Strong indications emerge on Tuesday that the Nigerian Stock Exchange (NSE) demutualisation exercise is being delayed by the lockdown due to COVID-19 pandemic.
Investigation by our correspondent in Lagos indicates that NSE demutualisation process is being affected by the coronavirus pandemic in the country which led to the lockdown extension.
Demutualisation of a stock exchange is a process by which a non-profit, member/brokers-owned mutual exchange is converted into a profit-seeking shareholder corporation, open to members of the public.
Demutualising an exchange therefore transforms it from being owned by members or brokers, to one with a different governance structure where members of the public can buy shares.
It was reported that NSE’s initial demutualisation timetable shows that the exercise will be completed on April 24 but dealings members have expressed concern that the ongoing coronavirus pandemic is affecting the process.
The NSE had on March 4, held Court-Ordered Meeting and Extra-Ordinary General Meeting (EGM) where members approved the planned demutualisation and also approved the appointment of the inaugural Board of Directors.
According to the scheme of arrangement for the demutualisation, the final approval for the demutualisation would be obtained from the Securities and Exchange Commission (SEC) on April 22.
Confirming the development, Malam Garba Kurfi, the Managing Director, APT Securities and Funds Ltd., told NAN that the Exchange had commenced the distribution of shares to qualified members.
Kurfi said that the distribution of the shares was being delayed by the present lockdown in some parts of the country, especially Lagos, where majority of the dealing members were located.
“They sent us forms to give our details in order to credit us with the shares but the form needs your signatory, seal and this may not be available without opening the office,” he said.
Kurfi noted that dealing members could not submit the forms for the shares transfer without their seal.
He stated that the demutualisation process, no doubt, would be delayed because of the current situation of the country.
Kurfi said that court needed to approve the process endorsed by the members at the court-ordered meeting and EGM.
Prof. Prof. Sheriffdeen Tella, Professor of Economics, Olabisi Onabanjo University, Ago-Iwoye, Ogun, said it was true that the stock exchange was still in operation in spite of the lockdown.
Tella who described it as being in partial operation, said the demutualisation exercise could not be concluded under the present uncertainties.
According to him, the deadline must be extended under this condition characterised by lots of constraints and uncertainties.
It was reported that according to Scheme of Arrangement between the Exchange and shareholders/dealing member firms, each dealing member would get 6.01 million ordinary shares, while each ordinary members would get 2.44 million units post-demutualisation.
Following the demutualisation, N1.25 billion comprising 2.5 billion ordinary shares and 2.0 billion ordinary shares of 50k each, representing the issued share capital of newly demutualised Nigerian Exchange Group Plc would be registered with the Corporate Affairs Commission (CAC) and SEC respectively.
The Scheme of Arrangement showed that a total of 40.83 million ordinary shares, representing two per cent of the issued shares of Nigerian Exchange Group, would be set aside for allotment to parties who are adjudged as being entitled to shares in the demutualised Exchange, pursuant to the provisions of the Demutualisation Act 2018.
“The apportionment of two per cent as the Claims Review Shares is based on an analysis of the probable quantum of shares that would be required to settle each claim.
“This was determined given the rigorous and robust process undertaken to verify and confirm the names on the Register,” the Exchange said.

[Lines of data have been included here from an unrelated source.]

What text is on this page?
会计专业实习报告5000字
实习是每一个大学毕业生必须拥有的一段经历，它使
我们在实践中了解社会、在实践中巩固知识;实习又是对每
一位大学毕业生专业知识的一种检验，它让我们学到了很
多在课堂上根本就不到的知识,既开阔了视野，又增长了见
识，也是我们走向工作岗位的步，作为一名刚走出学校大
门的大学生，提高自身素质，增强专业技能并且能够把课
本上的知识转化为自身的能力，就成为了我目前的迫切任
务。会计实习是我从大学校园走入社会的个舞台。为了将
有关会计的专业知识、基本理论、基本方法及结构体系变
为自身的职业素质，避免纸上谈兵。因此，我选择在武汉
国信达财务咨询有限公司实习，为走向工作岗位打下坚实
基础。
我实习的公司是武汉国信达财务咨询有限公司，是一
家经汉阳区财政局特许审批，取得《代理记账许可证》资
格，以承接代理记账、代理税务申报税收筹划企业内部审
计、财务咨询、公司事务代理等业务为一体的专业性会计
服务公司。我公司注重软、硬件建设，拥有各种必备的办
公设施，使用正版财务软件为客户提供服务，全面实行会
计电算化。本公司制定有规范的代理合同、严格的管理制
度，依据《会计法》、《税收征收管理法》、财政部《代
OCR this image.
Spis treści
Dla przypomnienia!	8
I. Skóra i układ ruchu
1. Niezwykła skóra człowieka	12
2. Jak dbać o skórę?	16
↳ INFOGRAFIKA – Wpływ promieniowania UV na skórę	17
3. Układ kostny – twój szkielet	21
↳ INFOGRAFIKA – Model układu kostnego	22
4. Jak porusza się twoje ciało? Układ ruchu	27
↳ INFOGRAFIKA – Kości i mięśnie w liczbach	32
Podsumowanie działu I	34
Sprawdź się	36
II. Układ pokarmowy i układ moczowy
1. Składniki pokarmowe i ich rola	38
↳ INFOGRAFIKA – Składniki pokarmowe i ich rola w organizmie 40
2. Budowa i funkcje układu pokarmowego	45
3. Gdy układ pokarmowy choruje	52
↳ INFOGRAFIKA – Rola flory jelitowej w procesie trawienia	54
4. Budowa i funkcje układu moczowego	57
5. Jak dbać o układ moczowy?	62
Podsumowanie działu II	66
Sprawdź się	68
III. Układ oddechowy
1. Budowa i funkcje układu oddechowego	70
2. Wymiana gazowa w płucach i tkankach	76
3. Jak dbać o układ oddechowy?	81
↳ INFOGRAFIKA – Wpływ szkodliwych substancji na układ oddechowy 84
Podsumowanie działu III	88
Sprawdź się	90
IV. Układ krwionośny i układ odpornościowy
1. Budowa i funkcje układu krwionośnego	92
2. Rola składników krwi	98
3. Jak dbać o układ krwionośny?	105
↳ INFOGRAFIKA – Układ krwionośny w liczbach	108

Additionally, 1.96 billion ordinary shares representing about 98 per cent of the issued shares and the balance of the issued shares following the reservation of the Claims Review Shares would be distributed between the dealing and ordinary members on the basis of a ratio of 78:22 respectively allotted on equal basis between the dealing and ordinary members.
A source at SEC told NAN that the commission had granted approval to the Exchange for the unbundling of its entities as contained in the scheme of arrangement.
The source said the commission had approved the scheme document and the holding of the court-ordered meeting as well as the EGM.
According to the source, the NSE before the last EGM, was a company limited by guarantee, which limits an individual to own anything in the Exchange.
The source noted that the ownership structure was revised and passed at the EGM by the dealing members to make it possible for members to own shares in the new Exchange.
The commission’s source said the shares allotted to the dealing and ordinary members at completion must be recorded by the Central Securities Clearing System (CSCS), the stock market depository.
The source who pleaded anonymity explained that the demutualisation process entailed a lot and would be affected by the coronavirus pandemic in the country as well as the lockdown.
The source noted that the commission’s final approval for the demutualisation programme would be granted at the completion of the entire process.
When contacted, an NSE official who pleaded anonymity, said it had yet to receive an approval from the commission for the unbundling of its entities.
The official, however, said that the demutualisation deadline would not be disrupted by the COVID-19 pandemic.